Aliyev salientou que a parte do Azerbaijão nas emissões globais de gases com efeito de estufa “é de apenas 0,1%”, relata a BBC. Isso corresponde aos dados da Agência Internacional de Energia (AIE) Estes valores não incluem a produção de metano, e o Azerbaijão é 30º país que mais liberta metano no processo de produção de combustíveis fósseis. Este gás tem um efeito de estufa 28 vezes maior do que o dióxido de carbono (CO2).
No entanto, como é habitual, estes dados não contabilizam as emissões dos combustíveis exportados, mas antes as que ocorrem dentro das suas fronteiras, salientam os autores do estudo da Chatham House. Os objectivos de redução das emissões do Governo do Azerbaijão (NDC na sigla em inglês) não são ambiciosos: redução de 40%, em relação aos níveis de 1990, até 2050, sem calendarizar uma meta para a neutralidade climática (o momento em que será tirado tanto carbono da atmosfera como aquele que é adicionado).
Ainda assim, se o Azerbaijão cumprir esse plano, seria uma reviravolta positiva, salientam os investigadores da Chatham House. Segundo a AIE, entre 2000 e 2033, as emissões do Azerbaijão subiram 33% e a tendência é de alta. Mas o país não parece bem lançado para cumprir as suas promessas, sublinham os investigadores. A retórica do Presidente Aliyev demonstra-o.
Desde a invasão da Ucrânia pela Rússia, a União Europeia virou-se para o Azerbaijão como um importante fornecedor alternativo de gás. “A ideia não foi nossa. Foi uma proposta da União Europeia: precisavam do nosso gás devido às mudanças na situação geopolítica e pediram-nos ajuda”, afirmou Aliyev no seu discurso na COP29, passando a responsabilidade pelo contrato assinado em 2022 para duplicar a quantidade de gás natural exportado para a UE.
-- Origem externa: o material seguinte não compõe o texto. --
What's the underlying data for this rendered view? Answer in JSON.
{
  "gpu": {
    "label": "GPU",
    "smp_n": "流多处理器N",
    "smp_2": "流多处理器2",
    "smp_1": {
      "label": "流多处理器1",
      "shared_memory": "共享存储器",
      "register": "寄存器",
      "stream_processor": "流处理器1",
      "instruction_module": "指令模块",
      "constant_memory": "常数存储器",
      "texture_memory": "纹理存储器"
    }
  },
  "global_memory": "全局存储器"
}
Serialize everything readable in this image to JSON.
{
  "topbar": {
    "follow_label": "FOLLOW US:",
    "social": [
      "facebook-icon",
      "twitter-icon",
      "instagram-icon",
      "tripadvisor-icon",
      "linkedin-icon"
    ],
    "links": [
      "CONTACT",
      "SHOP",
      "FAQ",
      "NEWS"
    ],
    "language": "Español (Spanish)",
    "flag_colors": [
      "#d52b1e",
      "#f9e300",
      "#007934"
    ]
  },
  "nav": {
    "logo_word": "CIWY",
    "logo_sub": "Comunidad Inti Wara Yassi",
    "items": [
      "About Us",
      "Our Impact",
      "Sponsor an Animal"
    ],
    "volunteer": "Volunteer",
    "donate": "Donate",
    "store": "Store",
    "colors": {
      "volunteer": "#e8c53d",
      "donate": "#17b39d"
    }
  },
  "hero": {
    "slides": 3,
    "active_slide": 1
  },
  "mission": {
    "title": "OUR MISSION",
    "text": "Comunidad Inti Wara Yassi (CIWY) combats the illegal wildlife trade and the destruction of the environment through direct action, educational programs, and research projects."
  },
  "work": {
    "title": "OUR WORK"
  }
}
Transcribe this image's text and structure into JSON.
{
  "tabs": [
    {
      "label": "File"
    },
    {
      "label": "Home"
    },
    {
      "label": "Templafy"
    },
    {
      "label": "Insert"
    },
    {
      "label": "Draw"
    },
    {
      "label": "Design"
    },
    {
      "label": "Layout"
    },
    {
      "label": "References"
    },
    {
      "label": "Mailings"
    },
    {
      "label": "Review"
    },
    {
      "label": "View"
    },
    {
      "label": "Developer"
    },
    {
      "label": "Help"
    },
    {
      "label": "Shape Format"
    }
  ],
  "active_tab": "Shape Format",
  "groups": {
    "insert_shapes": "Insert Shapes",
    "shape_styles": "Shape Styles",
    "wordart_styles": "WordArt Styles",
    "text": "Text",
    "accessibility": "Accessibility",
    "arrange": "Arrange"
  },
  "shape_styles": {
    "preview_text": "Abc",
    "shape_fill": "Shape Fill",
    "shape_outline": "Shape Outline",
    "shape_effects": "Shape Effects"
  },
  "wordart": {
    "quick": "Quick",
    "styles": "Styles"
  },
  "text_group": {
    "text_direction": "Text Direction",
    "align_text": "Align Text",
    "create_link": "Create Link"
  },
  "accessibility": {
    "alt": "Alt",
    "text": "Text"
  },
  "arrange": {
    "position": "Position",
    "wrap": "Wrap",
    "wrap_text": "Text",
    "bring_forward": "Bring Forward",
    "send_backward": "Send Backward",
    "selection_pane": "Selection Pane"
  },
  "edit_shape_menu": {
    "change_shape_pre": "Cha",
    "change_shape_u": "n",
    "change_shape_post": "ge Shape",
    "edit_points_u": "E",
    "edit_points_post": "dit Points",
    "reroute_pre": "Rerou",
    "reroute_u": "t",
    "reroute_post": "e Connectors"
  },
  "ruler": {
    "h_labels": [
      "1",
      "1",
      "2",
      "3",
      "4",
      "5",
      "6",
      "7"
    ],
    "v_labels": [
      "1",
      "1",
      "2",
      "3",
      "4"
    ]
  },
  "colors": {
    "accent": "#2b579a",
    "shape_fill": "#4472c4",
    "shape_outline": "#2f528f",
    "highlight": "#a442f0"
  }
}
Mas se a União Europeia cumprir os seus planos, a exportação de gás natural para a Europa não oferecer perspectivas a longo prazo para o Azerbaijão. “Uma avaliação de Fevereiro de 2024 da Comissão Europeia indica que as importações de combustíveis fósseis vão cair para menos de metade até 2040. Em relação ao gás natural, deve ser mais ou menos um terço do volume importado em 2023, dependendo dos cenários”, diz o relatório da Chatham House.
“Isto põe seriamente em xeque a necessidade de o Azerbaijão aumentar a produção de gás para lá de 2030, contando com os contratos estabelecidos com a União Europeia”, dizem os investigadores da Chatham House.
É o segundo ano seguido que a Conferência da Convenção do Clima das Nações Unidas se realiza num Estado dependente da produção de combustíveis fósseis. Mas no ano passado, nos Emirados Árabes Unidos, não houve uma defesa tão sonora dos hidrocarbonetos e chegou mesmo a ser assinado um compromisso, para iniciar a transição para o abandono da energia fóssil.